We have seen Tony gamble increasingly throughout the seasons, and there is a notable uptick in Season 5 after he and Carm separate. The last two episodes we have seen Tony increasingly gamble and lose with large sums at stake. All that to say, this plot point does feel like a sudden focus.

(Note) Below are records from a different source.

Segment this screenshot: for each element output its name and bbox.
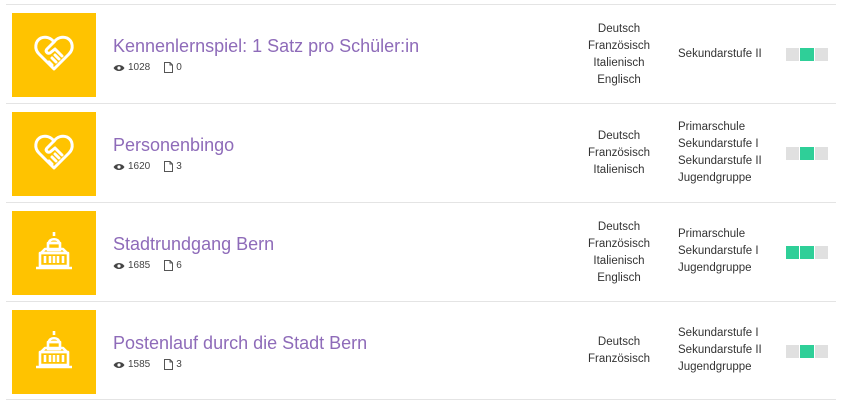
language-item: Französisch: [588, 40, 650, 52]
language-item: Französisch: [588, 353, 650, 365]
school-level-item: Jugendgruppe: [678, 361, 752, 373]
language-item: Deutsch: [597, 221, 641, 233]
language-item: Deutsch: [597, 336, 641, 348]
language-item: Italienisch: [593, 255, 645, 267]
level-indicator: [786, 147, 828, 160]
level-segment: [786, 48, 800, 61]
activity-stats: 1620 3: [113, 161, 182, 172]
document-icon: [164, 62, 174, 73]
level-segment: [786, 147, 800, 160]
view-count: 1620: [128, 161, 151, 172]
language-list: Deutsch Französisch Italienisch Englisch: [574, 219, 664, 287]
language-list: Deutsch Französisch: [574, 334, 664, 368]
school-level-item: Sekundarstufe I: [678, 138, 759, 150]
level-segment: [786, 246, 800, 259]
school-level-item: Primarschule: [678, 121, 746, 133]
activity-stats: 1028 0: [113, 62, 182, 73]
document-count: 3: [176, 359, 182, 370]
level-segment: [814, 147, 828, 160]
language-item: Französisch: [588, 147, 650, 159]
activity-stats: 1685 6: [113, 260, 182, 271]
activity-title-link[interactable]: Kennenlernspiel: 1 Satz pro Schüler:in: [113, 36, 419, 57]
activity-thumbnail[interactable]: [12, 112, 96, 196]
document-count: 0: [176, 62, 182, 73]
view-count: 1685: [128, 260, 151, 271]
language-list: Deutsch Französisch Italienisch: [574, 128, 664, 179]
level-segment: [814, 48, 828, 61]
document-icon: [164, 359, 174, 370]
level-segment: [814, 246, 828, 259]
activity-thumbnail[interactable]: [12, 211, 96, 295]
view-count: 1585: [128, 359, 151, 370]
level-segment: [800, 147, 814, 160]
language-item: Italienisch: [593, 164, 645, 176]
government-building-icon: [32, 229, 76, 278]
eye-icon: [113, 64, 125, 72]
activity-list: Kennenlernspiel: 1 Satz pro Schüler:in 1…: [6, 4, 836, 400]
level-indicator: [786, 246, 828, 259]
school-level-list: Sekundarstufe I Sekundarstufe II Jugendg…: [678, 325, 762, 376]
school-level-list: Sekundarstufe II: [678, 46, 762, 63]
language-item: Deutsch: [597, 23, 641, 35]
level-segment: [800, 345, 814, 358]
language-item: Englisch: [597, 74, 641, 86]
school-level-item: Jugendgruppe: [678, 262, 752, 274]
school-level-item: Sekundarstufe II: [678, 344, 762, 356]
school-level-item: Sekundarstufe II: [678, 48, 762, 60]
level-indicator: [786, 345, 828, 358]
list-item[interactable]: Postenlauf durch die Stadt Bern 1585 3 D…: [6, 301, 836, 400]
list-item[interactable]: Kennenlernspiel: 1 Satz pro Schüler:in 1…: [6, 4, 836, 103]
language-list: Deutsch Französisch Italienisch Englisch: [574, 21, 664, 89]
document-count: 6: [176, 260, 182, 271]
school-level-list: Primarschule Sekundarstufe I Sekundarstu…: [678, 119, 762, 187]
eye-icon: [113, 262, 125, 270]
heart-handshake-icon: [32, 130, 76, 179]
school-level-item: Jugendgruppe: [678, 172, 752, 184]
activity-title-link[interactable]: Personenbingo: [113, 135, 234, 156]
activity-title-link[interactable]: Stadtrundgang Bern: [113, 234, 274, 255]
level-segment: [800, 48, 814, 61]
document-icon: [164, 161, 174, 172]
activity-title-link[interactable]: Postenlauf durch die Stadt Bern: [113, 333, 367, 354]
list-item[interactable]: Stadtrundgang Bern 1685 6 Deutsch Franzö…: [6, 202, 836, 301]
language-item: Italienisch: [593, 57, 645, 69]
eye-icon: [113, 361, 125, 369]
school-level-item: Sekundarstufe I: [678, 245, 759, 257]
document-count: 3: [176, 161, 182, 172]
activity-stats: 1585 3: [113, 359, 182, 370]
eye-icon: [113, 163, 125, 171]
activity-thumbnail[interactable]: [12, 310, 96, 394]
school-level-list: Primarschule Sekundarstufe I Jugendgrupp…: [678, 226, 759, 277]
level-segment: [800, 246, 814, 259]
view-count: 1028: [128, 62, 151, 73]
heart-handshake-icon: [32, 31, 76, 80]
language-item: Englisch: [597, 272, 641, 284]
government-building-icon: [32, 328, 76, 377]
level-segment: [786, 345, 800, 358]
language-item: Französisch: [588, 238, 650, 250]
level-segment: [814, 345, 828, 358]
school-level-item: Primarschule: [678, 228, 746, 240]
document-icon: [164, 260, 174, 271]
list-item[interactable]: Personenbingo 1620 3 Deutsch Französisch…: [6, 103, 836, 202]
school-level-item: Sekundarstufe II: [678, 155, 762, 167]
language-item: Deutsch: [597, 130, 641, 142]
school-level-item: Sekundarstufe I: [678, 327, 759, 339]
level-indicator: [786, 48, 828, 61]
activity-thumbnail[interactable]: [12, 13, 96, 97]
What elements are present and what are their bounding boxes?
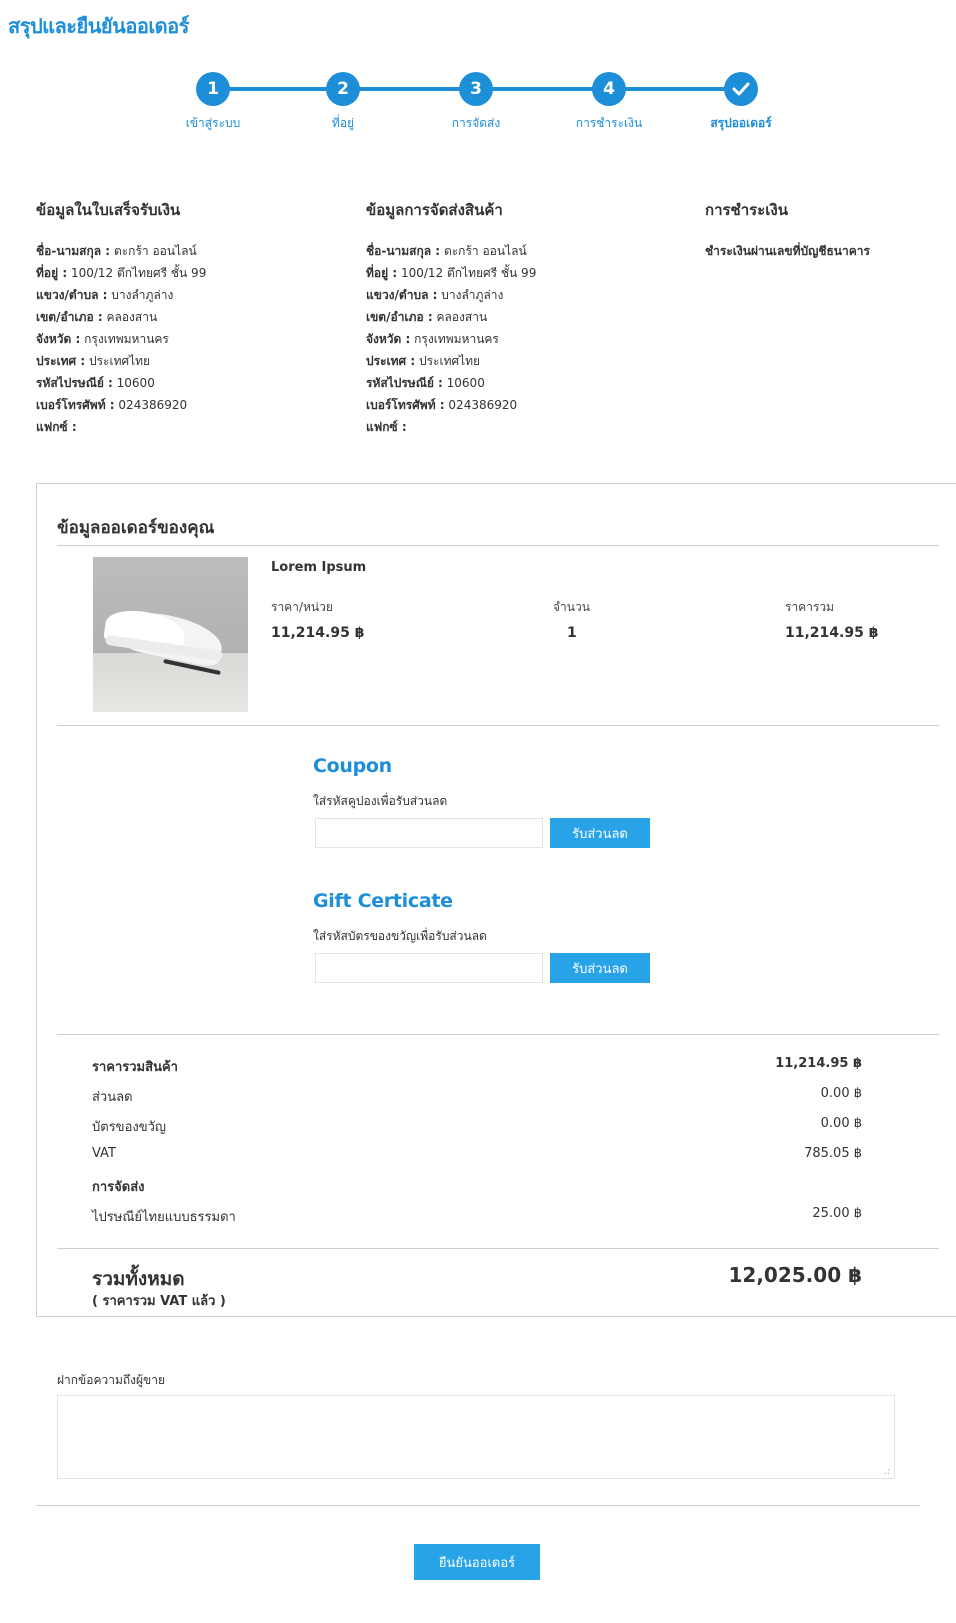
billing-info: ข้อมูลในใบเสร็จรับเงิน ชื่อ-นามสกุล : ตะ… bbox=[36, 198, 206, 438]
payment-title: การชำระเงิน bbox=[705, 201, 788, 219]
billing-row: แขวง/ตำบล : บางลำภูล่าง bbox=[36, 288, 174, 302]
step-5-label: สรุปออเดอร์ bbox=[710, 116, 772, 130]
discount-value: 0.00 ฿ bbox=[820, 1086, 862, 1101]
shipping-method: ไปรษณีย์ไทยแบบธรรมดา bbox=[92, 1210, 236, 1225]
coupon-title: Coupon bbox=[313, 755, 392, 777]
discount-label: ส่วนลด bbox=[92, 1090, 133, 1105]
shipping-row: เบอร์โทรศัพท์ : 024386920 bbox=[366, 398, 518, 412]
shipping-row: ที่อยู่ : 100/12 ตึกไทยศรี ชั้น 99 bbox=[366, 266, 537, 280]
grand-total-value: 12,025.00 ฿ bbox=[728, 1263, 863, 1287]
coupon-code-input[interactable] bbox=[315, 818, 543, 848]
divider bbox=[36, 1505, 920, 1506]
product-image bbox=[93, 557, 248, 712]
step-3-circle[interactable]: 3 bbox=[459, 72, 493, 106]
shipping-row: ชื่อ-นามสกุล : ตะกร้า ออนไลน์ bbox=[366, 244, 527, 258]
step-1-circle[interactable]: 1 bbox=[196, 72, 230, 106]
order-section-title: ข้อมูลออเดอร์ของคุณ bbox=[57, 518, 215, 538]
line-total: 11,214.95 ฿ bbox=[785, 625, 879, 641]
apply-gift-button[interactable]: รับส่วนลด bbox=[550, 953, 650, 983]
gift-title: Gift Certicate bbox=[313, 890, 453, 912]
shipping-title: ข้อมูลการจัดส่งสินค้า bbox=[366, 201, 503, 219]
unit-price-header: ราคา/หน่วย bbox=[271, 600, 333, 614]
subtotal-label: ราคารวมสินค้า bbox=[92, 1060, 178, 1075]
confirm-order-button[interactable]: ยืนยันออเดอร์ bbox=[414, 1544, 540, 1580]
coupon-hint: ใส่รหัสคูปองเพื่อรับส่วนลด bbox=[313, 794, 448, 808]
quantity-header: จำนวน bbox=[553, 600, 590, 614]
line-total-header: ราคารวม bbox=[785, 600, 835, 614]
unit-price: 11,214.95 ฿ bbox=[271, 625, 365, 641]
shipping-row: เขต/อำเภอ : คลองสาน bbox=[366, 310, 488, 324]
gift-amount-value: 0.00 ฿ bbox=[820, 1116, 862, 1131]
billing-row: จังหวัด : กรุงเทพมหานคร bbox=[36, 332, 169, 346]
shipping-row: จังหวัด : กรุงเทพมหานคร bbox=[366, 332, 499, 346]
step-2-circle[interactable]: 2 bbox=[326, 72, 360, 106]
check-icon bbox=[732, 82, 750, 96]
shipping-row: แขวง/ตำบล : บางลำภูล่าง bbox=[366, 288, 504, 302]
step-2-label[interactable]: ที่อยู่ bbox=[283, 114, 403, 133]
shipping-row: แฟกซ์ : bbox=[366, 420, 407, 434]
billing-row: ที่อยู่ : 100/12 ตึกไทยศรี ชั้น 99 bbox=[36, 266, 207, 280]
subtotal-value: 11,214.95 ฿ bbox=[775, 1056, 862, 1071]
billing-row: ชื่อ-นามสกุล : ตะกร้า ออนไลน์ bbox=[36, 244, 197, 258]
seller-message-input[interactable] bbox=[57, 1395, 895, 1479]
gift-code-input[interactable] bbox=[315, 953, 543, 983]
billing-row: รหัสไปรษณีย์ : 10600 bbox=[36, 376, 155, 390]
step-1-label[interactable]: เข้าสู่ระบบ bbox=[153, 114, 273, 133]
divider bbox=[57, 1034, 939, 1035]
billing-row: แฟกซ์ : bbox=[36, 420, 77, 434]
grand-total-note: ( ราคารวม VAT แล้ว ) bbox=[92, 1294, 226, 1309]
product-name[interactable]: Lorem Ipsum bbox=[271, 560, 366, 575]
step-5-circle bbox=[724, 72, 758, 106]
shipping-cost: 25.00 ฿ bbox=[812, 1206, 862, 1221]
billing-title: ข้อมูลในใบเสร็จรับเงิน bbox=[36, 201, 181, 219]
shipping-section-label: การจัดส่ง bbox=[92, 1180, 145, 1195]
shipping-info: ข้อมูลการจัดส่งสินค้า ชื่อ-นามสกุล : ตะก… bbox=[366, 198, 536, 438]
divider bbox=[57, 725, 939, 726]
billing-row: เขต/อำเภอ : คลองสาน bbox=[36, 310, 158, 324]
step-3-label[interactable]: การจัดส่ง bbox=[416, 114, 536, 133]
gift-hint: ใส่รหัสบัตรของขวัญเพื่อรับส่วนลด bbox=[313, 929, 487, 943]
vat-value: 785.05 ฿ bbox=[804, 1146, 862, 1161]
billing-row: ประเทศ : ประเทศไทย bbox=[36, 354, 151, 368]
step-4-circle[interactable]: 4 bbox=[592, 72, 626, 106]
page-title: สรุปและยืนยันออเดอร์ bbox=[8, 14, 189, 38]
step-4-label[interactable]: การชำระเงิน bbox=[549, 114, 669, 133]
resize-grip-icon[interactable]: .: bbox=[884, 1468, 890, 1477]
divider bbox=[57, 545, 939, 546]
payment-info: การชำระเงิน ชำระเงินผ่านเลขที่บัญชีธนาคา… bbox=[705, 198, 870, 262]
shipping-row: รหัสไปรษณีย์ : 10600 bbox=[366, 376, 485, 390]
gift-amount-label: บัตรของขวัญ bbox=[92, 1120, 166, 1135]
seller-message-label: ฝากข้อความถึงผู้ขาย bbox=[57, 1373, 165, 1387]
shipping-row: ประเทศ : ประเทศไทย bbox=[366, 354, 481, 368]
vat-label: VAT bbox=[92, 1146, 116, 1161]
payment-method: ชำระเงินผ่านเลขที่บัญชีธนาคาร bbox=[705, 244, 870, 258]
divider bbox=[57, 1248, 939, 1249]
quantity: 1 bbox=[567, 625, 577, 641]
billing-row: เบอร์โทรศัพท์ : 024386920 bbox=[36, 398, 188, 412]
apply-coupon-button[interactable]: รับส่วนลด bbox=[550, 818, 650, 848]
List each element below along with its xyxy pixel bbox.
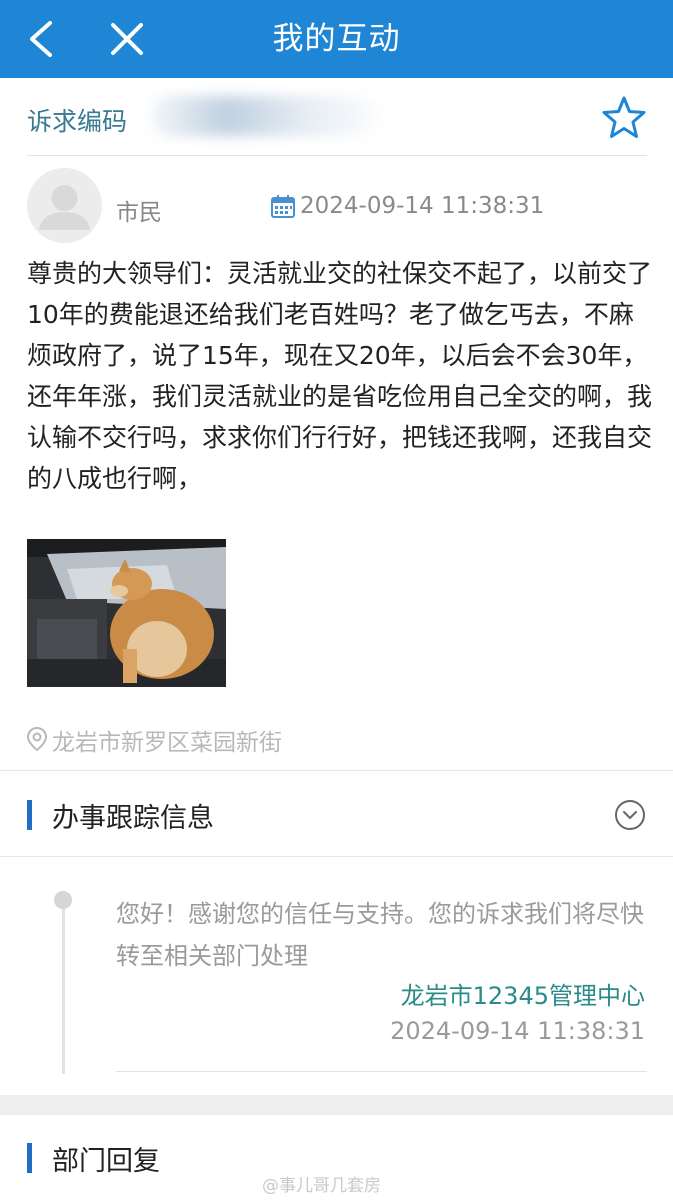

I enjoy the parallels of what Tony’s father told him in 3x3 ‘Fortunate Son’, where Johnny told Tony to never gamble, to now where he is throwing away hundreds of thousands of shitty bets.
Darrach
2025-05-23 21:46:42 +0000 UTC
Phil chastises and demeans Johnny for crying when the Feds ruined his daughter’s wedding by making a show of Re-incarcerating him (for what ended up being the rest of his life) in front of everyone after a few hours of freedom.
Phil then tells Nancy Sinatra he cried during a telethon, of all things.
Phil is an enormous bastard.
John Collins
2025-05-23 21:43:01 +0000 UTC
When you guys finish a good companion piece would be the David Chase doc from last year: Wise Guy David Chase and The Sopranos.